I like ‘When Doves Cry’ a lot: the keyboard hook, the demonic guitar, the naggingly catchy tune, the otherworldly vocals that make him sound like some kind of lascivious reptile from Venus. Whenever I hear it, though, I’m reminded of my fundamental problem with Prince: he was a really great pop star who wouldn’t do pop. Instead, profligately talented multi-instrumentalist that he was (he played guitar better than any other guitarist, they said, and drummed better than any drummer), he was more interested in showing off and pushing boundaries than in writing catchy singles.

This is why chin-stroking critics worshipped him: in contrast to Michael Jackson, Prince was the weirdo recluse pop genius it was safe to like because he continually challenged you — or, as I’d prefer to think of it, took the piss (all those tiresome name changes) and tested your patience (pretentious orthography, as in ‘Nothing Compares 2 U’). But then, admittedly, I never got to go to one of his legendary secret aftershow gigs which were, apparently, like, totally amazing and went on for hours and no doubt made you feel part of the muso elect.

When I vouchsafed some of this on social media the day he died, I found the crossest reactions came from a) girls and b) kids who had embraced Prince as an early adopter of all that gender-fluidity idiocy currently so fashionable on campus. That makes sense. Unlike, say, Led Zeppelin, Prince always struck me as a girls’ idea of what rock music ought to sound like — not so much about the riffs and bombastic epic quality that boys like as about the utterly filthy 50 Shades of Grey interior stuff where each track feels like an act of debauched sexual communion. Listen to ‘If I Was Your Girlfriend’ and you’ll get the idea. It’s not a song written for boys; it’s written so that Prince can shag their women while their menfolk look helplessly on.

And, yes, of course Prince was very androgynous and bisexual and — ugh! — gender fluid. (At the time, I found this quite creepy and sinister and pervy: well it was, wasn’t it — Prince was a lech who just oozed sex, which was fine if you fancied him but less so otherwise. But you’re not allowed to say that any more.)

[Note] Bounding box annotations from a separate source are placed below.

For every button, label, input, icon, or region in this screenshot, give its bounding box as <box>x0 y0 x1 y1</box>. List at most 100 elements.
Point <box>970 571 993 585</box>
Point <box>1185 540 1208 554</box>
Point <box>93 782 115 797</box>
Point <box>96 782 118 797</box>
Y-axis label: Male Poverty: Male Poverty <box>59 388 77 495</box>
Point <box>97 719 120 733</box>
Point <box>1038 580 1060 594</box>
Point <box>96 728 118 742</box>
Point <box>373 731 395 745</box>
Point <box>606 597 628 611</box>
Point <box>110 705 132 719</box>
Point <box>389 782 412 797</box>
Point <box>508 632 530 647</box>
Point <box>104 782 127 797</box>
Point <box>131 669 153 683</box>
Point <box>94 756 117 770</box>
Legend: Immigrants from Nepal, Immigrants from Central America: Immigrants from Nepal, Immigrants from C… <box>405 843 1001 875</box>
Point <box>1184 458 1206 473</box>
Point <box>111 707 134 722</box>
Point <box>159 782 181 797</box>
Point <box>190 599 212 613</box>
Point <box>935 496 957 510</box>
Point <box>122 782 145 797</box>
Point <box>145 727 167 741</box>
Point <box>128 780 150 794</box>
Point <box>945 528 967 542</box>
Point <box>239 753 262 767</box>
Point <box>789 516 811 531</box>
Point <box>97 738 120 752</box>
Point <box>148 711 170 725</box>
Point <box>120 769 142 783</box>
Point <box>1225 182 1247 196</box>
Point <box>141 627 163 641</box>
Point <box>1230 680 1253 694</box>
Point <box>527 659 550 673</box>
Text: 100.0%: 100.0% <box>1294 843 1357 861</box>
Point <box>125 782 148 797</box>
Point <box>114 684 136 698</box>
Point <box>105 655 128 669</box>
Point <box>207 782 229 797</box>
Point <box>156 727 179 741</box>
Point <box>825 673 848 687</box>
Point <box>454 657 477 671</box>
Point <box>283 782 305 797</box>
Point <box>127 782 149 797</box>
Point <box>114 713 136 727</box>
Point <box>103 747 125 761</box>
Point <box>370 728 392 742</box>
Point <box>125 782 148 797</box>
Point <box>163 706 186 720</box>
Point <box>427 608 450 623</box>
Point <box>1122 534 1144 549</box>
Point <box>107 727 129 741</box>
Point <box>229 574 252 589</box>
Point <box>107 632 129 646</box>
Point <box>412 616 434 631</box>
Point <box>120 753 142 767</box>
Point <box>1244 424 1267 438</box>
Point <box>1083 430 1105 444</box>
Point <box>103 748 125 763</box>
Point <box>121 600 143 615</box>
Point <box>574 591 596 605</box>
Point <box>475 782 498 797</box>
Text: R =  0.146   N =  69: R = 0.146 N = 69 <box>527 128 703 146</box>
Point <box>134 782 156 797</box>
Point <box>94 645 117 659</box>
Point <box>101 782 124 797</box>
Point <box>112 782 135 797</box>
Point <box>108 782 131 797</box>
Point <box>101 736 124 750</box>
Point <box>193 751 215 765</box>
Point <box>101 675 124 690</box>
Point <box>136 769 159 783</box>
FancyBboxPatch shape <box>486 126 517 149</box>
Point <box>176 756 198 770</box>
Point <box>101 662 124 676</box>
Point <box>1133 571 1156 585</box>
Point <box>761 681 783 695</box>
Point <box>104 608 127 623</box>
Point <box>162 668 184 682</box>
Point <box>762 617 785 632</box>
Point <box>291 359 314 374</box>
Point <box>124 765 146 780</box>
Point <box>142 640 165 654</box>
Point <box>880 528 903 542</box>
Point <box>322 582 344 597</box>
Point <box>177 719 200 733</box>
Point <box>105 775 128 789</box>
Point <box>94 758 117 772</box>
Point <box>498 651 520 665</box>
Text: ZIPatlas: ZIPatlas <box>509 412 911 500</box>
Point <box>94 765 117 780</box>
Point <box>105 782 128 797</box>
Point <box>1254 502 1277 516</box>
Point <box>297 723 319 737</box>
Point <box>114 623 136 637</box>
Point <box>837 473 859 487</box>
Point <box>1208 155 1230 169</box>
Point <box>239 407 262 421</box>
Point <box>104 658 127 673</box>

Then again, so was David Bowie, who was far more influential and whose talents went a lot further. Perhaps it was just bad luck, but Prince’s heyday — at the end of the Eighties — coincided with that musical dead zone just before acid house arrived and dance music saved the world. Prince’s stuff sounds to me like a wrong alley — an interesting period piece where funk and rock and R&B and soul collide, but to no great purpose. I don’t think you can hear his influence anywhere today, which may be to his advantage: it means Prince will never date.